Si le rejet de la Matrice est une source de déception, le souvenir onirique des images mémorables de MatriX demeure et en amène une autre : Si ce n'est la sur-exposition des effets spéciaux, rien de la réalisation des frères Wachowski ne restera dans les annales comme l'a été leur premier bébé. Coup de chance, éclair de génie ? La surabondance visuelle des scènes de guerre échappe parfois au contrôle des réalisateurs, et rend difficile la pleine absorption du flot d'informations optiques débité à l'écran. Travers parallèle, les chorégraphies de combat appellent généreusement aux ralentis sans en chercher une application un peu poussée. Sans pour autant être de mauvais réalisateurs, les Wachowski donnent pleins pouvoirs à l'effet numérique, et en oublient de révolutionner le cinéma comme ils l'avaient fait pour le premier MatriX.

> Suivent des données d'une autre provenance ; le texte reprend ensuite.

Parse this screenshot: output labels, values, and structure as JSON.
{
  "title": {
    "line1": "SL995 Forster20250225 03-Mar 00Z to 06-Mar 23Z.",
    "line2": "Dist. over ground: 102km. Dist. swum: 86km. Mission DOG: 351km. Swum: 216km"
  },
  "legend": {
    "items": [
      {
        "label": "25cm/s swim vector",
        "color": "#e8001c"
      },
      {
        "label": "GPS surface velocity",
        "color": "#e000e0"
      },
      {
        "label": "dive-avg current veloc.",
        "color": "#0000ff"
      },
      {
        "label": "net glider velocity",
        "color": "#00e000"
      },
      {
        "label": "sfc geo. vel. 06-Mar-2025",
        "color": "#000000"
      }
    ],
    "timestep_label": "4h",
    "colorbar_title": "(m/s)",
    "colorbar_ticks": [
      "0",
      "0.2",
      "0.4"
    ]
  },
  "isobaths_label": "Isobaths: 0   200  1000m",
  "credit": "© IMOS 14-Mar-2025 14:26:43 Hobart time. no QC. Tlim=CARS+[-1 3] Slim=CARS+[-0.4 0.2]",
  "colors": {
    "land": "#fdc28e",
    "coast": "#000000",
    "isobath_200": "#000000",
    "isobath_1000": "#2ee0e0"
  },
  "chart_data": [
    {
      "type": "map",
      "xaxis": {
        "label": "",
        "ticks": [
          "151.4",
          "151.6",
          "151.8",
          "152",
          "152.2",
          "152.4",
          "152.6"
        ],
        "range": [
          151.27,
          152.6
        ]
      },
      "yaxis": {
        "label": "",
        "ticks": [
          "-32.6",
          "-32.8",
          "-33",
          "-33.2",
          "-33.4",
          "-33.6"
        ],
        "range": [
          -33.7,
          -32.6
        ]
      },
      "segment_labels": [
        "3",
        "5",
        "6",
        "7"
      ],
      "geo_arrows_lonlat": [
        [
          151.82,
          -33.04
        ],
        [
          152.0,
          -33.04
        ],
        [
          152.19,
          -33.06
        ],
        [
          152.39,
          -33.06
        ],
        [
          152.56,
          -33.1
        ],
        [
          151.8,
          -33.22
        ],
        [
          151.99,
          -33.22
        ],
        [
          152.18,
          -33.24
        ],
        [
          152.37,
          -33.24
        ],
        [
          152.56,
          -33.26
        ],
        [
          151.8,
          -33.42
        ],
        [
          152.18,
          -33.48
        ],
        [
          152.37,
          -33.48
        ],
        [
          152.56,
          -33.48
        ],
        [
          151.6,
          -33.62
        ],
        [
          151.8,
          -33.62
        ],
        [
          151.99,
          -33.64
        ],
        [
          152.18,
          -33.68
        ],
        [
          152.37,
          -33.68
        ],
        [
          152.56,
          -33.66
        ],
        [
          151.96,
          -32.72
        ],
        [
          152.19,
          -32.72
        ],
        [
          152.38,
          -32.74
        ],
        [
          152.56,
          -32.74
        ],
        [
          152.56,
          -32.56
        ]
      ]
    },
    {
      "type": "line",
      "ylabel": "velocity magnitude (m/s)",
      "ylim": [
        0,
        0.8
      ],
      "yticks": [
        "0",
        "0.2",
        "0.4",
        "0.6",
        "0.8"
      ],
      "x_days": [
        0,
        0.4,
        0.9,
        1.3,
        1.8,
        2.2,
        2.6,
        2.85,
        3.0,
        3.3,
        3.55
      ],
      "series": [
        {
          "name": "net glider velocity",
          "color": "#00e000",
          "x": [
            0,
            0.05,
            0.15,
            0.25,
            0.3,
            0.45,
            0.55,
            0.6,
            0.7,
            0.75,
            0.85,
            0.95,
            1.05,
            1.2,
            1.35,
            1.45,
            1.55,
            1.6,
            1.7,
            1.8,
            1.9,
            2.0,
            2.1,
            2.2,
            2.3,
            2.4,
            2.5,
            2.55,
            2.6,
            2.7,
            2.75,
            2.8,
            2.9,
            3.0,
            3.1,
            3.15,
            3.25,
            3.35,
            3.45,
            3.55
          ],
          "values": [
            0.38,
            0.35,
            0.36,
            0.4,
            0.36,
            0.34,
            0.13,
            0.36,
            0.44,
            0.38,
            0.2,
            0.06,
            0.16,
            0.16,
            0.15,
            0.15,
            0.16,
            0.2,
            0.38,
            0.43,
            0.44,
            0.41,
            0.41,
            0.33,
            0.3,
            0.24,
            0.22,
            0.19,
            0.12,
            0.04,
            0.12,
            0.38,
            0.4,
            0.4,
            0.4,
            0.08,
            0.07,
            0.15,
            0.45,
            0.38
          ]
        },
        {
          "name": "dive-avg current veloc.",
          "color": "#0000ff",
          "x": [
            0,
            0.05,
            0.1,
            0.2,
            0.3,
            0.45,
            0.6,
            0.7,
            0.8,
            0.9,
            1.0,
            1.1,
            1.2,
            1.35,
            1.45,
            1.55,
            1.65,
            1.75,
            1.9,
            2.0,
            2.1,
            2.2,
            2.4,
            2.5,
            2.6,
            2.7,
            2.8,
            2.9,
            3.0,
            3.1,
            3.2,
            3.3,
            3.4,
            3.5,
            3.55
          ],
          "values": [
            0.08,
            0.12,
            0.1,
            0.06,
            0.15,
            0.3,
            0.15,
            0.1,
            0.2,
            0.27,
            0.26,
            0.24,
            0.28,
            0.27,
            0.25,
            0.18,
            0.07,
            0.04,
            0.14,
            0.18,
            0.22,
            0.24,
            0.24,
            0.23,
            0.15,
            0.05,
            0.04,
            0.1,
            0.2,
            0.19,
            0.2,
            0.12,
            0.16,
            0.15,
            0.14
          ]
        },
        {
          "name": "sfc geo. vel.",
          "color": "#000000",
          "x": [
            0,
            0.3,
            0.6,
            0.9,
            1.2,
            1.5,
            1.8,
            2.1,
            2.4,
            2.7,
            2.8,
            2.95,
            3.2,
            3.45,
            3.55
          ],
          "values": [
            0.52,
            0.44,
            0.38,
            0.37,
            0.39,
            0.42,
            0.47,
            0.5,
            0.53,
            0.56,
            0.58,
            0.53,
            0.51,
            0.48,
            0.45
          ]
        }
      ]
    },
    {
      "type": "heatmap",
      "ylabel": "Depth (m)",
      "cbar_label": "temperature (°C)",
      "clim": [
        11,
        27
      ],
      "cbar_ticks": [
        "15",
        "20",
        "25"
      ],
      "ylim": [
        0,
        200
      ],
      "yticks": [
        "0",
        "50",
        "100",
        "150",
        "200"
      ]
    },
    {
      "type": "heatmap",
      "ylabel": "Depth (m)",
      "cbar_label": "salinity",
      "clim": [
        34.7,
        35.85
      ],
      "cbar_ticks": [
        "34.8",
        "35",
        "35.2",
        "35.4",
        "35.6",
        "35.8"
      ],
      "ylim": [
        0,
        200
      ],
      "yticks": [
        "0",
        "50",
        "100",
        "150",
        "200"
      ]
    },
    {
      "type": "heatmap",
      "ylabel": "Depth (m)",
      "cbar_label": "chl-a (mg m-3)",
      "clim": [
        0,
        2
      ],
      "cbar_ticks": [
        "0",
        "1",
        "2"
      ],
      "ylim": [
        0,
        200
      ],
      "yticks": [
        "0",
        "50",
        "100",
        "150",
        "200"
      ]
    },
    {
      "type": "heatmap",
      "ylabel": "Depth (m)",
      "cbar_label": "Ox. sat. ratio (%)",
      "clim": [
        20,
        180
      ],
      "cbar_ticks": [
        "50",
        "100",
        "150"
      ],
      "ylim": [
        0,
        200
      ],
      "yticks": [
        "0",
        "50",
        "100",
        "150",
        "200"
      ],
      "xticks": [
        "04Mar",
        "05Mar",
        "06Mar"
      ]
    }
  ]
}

Mais le principal écart entre Reloaded et Revolutions, qui fait de l'un une coquille un peu creuse, et de l'autre une solide histoire de science-fiction matrixienne, c'est indubitablement la fidélité idéologique dont font preuve les Wachowski envers leur script et leurs inspirations. Si la guerre des hommes contre les machines est une explosion visuelle un peu mal contenue, l'épopée de l'élu n'est que le digne écho des aspirations de MatriX. Le sentiment-maître est d'abord la peur, celle du spectateur, associée au coma de l'élu qui se conforte dans un arrière-goût de Reloaded, tout en donnant un avant-goût de Revolutions : Pas très utile, mais lourd de sens. Puis la problématique du choix fortement placardée auparavant trouve ses applications, son sens profond, ce que Reloaded nous expliquait difficilement en deux pages de dialogues écrits par un maître de conférence de psychologie. Limpide, telle la pile de Morpheus, jusque dans les derniers rebondissements du film, partiellement attendus, qui finissent glorieusement et magnifiquement cette vision ultra-moderne des plus forts passages de la bible.
En contre-partie, au bout du compte, le scénario complet ne peut empêcher d'être considéré comme un peu décevant. L'attente du rebondissement final, la ligne de scénario qui remet tout en cause, le sujet de kilomètres et de kilomètres de messages laissés un peu partout sur les forums de fans, tout cela restera respectivement refoulé et insatisfait. A l'image également des dernières secondes, simplistes, laissant le champ libre pour un quatre pourtant peu probable.
Reloaded était exactement ce qu'il nous fallait pour prendre du bon pied l'épisode final de la trilogie : une bonne grosse déception, laissant champ libre à toutes les possibilités. MatriX Revolutions abandonne clairement les caractéristiques visuelles de la saga et propose une dernière partition solidement ancrée dans des principes de science fiction spectaculaire, comme le témoigne l'une des scènes clés du film, la guerre livrée par les machines aux humains en plein coeur des quais de Zion. Par bonheur, le scénario renoue dans les grandes lignes avec ce qui faisait de MatriX une oeuvre complexe et inspirée, portée sur l'onirisme et la théologie, même si la globalité peut décevoir par son aspect plutôt convenu.
19h00. Une belle heure pour finir une telle critique.